There’s a big push these days towards unified communications, or a single platform for all communication. These products usually include telephony (mostly VoIP), presence awareness, instant messaging, voice mail, and email in one interface. Unfortunately for you and me, so far vendors like Microsoft, Cisco, and Avaya have pushed hard into the enterprise space while ignoring the little guy. This is not so anymore with the arrival of Unison.
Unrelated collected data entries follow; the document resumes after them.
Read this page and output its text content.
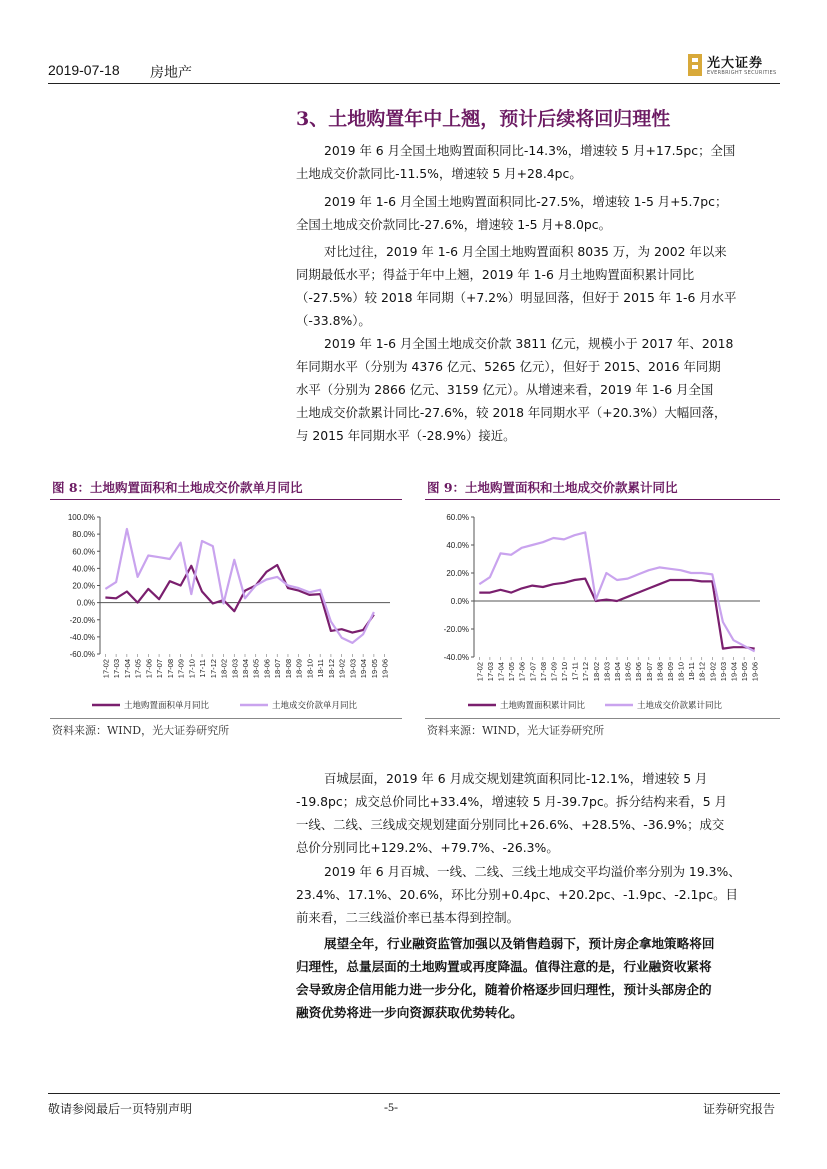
2019-07-18 房地产
光大证券
EVERBRIGHT SECURITIES
3、土地购置年中上翘，预计后续将回归理性
2019 年 6 月全国土地购置面积同比-14.3%，增速较 5 月+17.5pc；全国
土地成交价款同比-11.5%，增速较 5 月+28.4pc。
2019 年 1-6 月全国土地购置面积同比-27.5%，增速较 1-5 月+5.7pc；
全国土地成交价款同比-27.6%，增速较 1-5 月+8.0pc。
对比过往，2019 年 1-6 月全国土地购置面积 8035 万，为 2002 年以来
同期最低水平；得益于年中上翘，2019 年 1-6 月土地购置面积累计同比
（-27.5%）较 2018 年同期（+7.2%）明显回落，但好于 2015 年 1-6 月水平
（-33.8%）。
2019 年 1-6 月全国土地成交价款 3811 亿元，规模小于 2017 年、2018
年同期水平（分别为 4376 亿元、5265 亿元），但好于 2015、2016 年同期
水平（分别为 2866 亿元、3159 亿元）。从增速来看，2019 年 1-6 月全国
土地成交价款累计同比-27.6%，较 2018 年同期水平（+20.3%）大幅回落，
与 2015 年同期水平（-28.9%）接近。
图 8：土地购置面积和土地成交价款单月同比	图 9：土地购置面积和土地成交价款累计同比
100.0%
80.0%
60.0%
40.0%
20.0%
0.0%
-20.0%
-40.0%
-60.0%
17-02 17-03 17-04 17-05 17-06 17-07 17-08 17-09 17-10 17-11 17-12 18-02 18-03 18-04 18-05 18-06 18-07 18-08 18-09 18-10 18-11 18-12 19-02 19-03 19-04 19-05 19-06
土地购置面积单月同比	土地成交价款单月同比
60.0%
40.0%
20.0%
0.0%
-20.0%
-40.0%
17-02 17-03 17-04 17-05 17-06 17-07 17-08 17-09 17-10 17-11 17-12 18-02 18-03 18-04 18-05 18-06 18-07 18-08 18-09 18-10 18-11 18-12 19-02 19-03 19-04 19-05 19-06
土地购置面积累计同比	土地成交价款累计同比
资料来源：WIND，光大证券研究所	资料来源：WIND，光大证券研究所
百城层面，2019 年 6 月成交规划建筑面积同比-12.1%，增速较 5 月
-19.8pc；成交总价同比+33.4%，增速较 5 月-39.7pc。拆分结构来看，5 月
一线、二线、三线成交规划建面分别同比+26.6%、+28.5%、-36.9%；成交
总价分别同比+129.2%、+79.7%、-26.3%。
2019 年 6 月百城、一线、二线、三线土地成交平均溢价率分别为 19.3%、
23.4%、17.1%、20.6%，环比分别+0.4pc、+20.2pc、-1.9pc、-2.1pc。目
前来看，二三线溢价率已基本得到控制。
展望全年，行业融资监管加强以及销售趋弱下，预计房企拿地策略将回
归理性，总量层面的土地购置或再度降温。值得注意的是，行业融资收紧将
会导致房企信用能力进一步分化，随着价格逐步回归理性，预计头部房企的
融资优势将进一步向资源获取优势转化。
敬请参阅最后一页特别声明	-5-	证券研究报告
Unison was founded in 2006 by some industry veterans from Intermedia, a hosted Exchange and Sharepoint provider. Unison Server runs on Linux and provides e-mail, instant messaging, IP PBX, calendar, contacts, antivirus/antispam, and integrates with directory services for simplified implementation and user maintenance. The Unison client runs on Windows and Linux, is based on Mozilla Thunderbird, and looks very much like Outlook. Those of you who feel comfortable in Outlook will defintely feel comfortable in Unison plus will get the extra voice, IM, and presence features.
Presence is a critical component of any unified communications solution. This is, essentially, knowing whether someone is available to communicate or not. Sophisticated products add further information like how someone wants to be contacted, by whom (privacy) and maybe even about what. How many times a day do you call someone to ask a quick question and they aren’t there? How much time does that waste? With unified comm that is totally removed because you know whether someone is there or not before you even try to contact him. Amazing, isn’t it? So simple, and yet so elusive from a technology standpoint.
The best things about Unison are that it is standards based and that it is affordable. It’s $50/user/year, which is extremely reasonable. I’m not crazy about support fees which run $2000 for 10 incidents, but if you can keep the support cost minimal it is still a good deal. And do you want to hear the great deal? For companies with less than 20 employees it is free!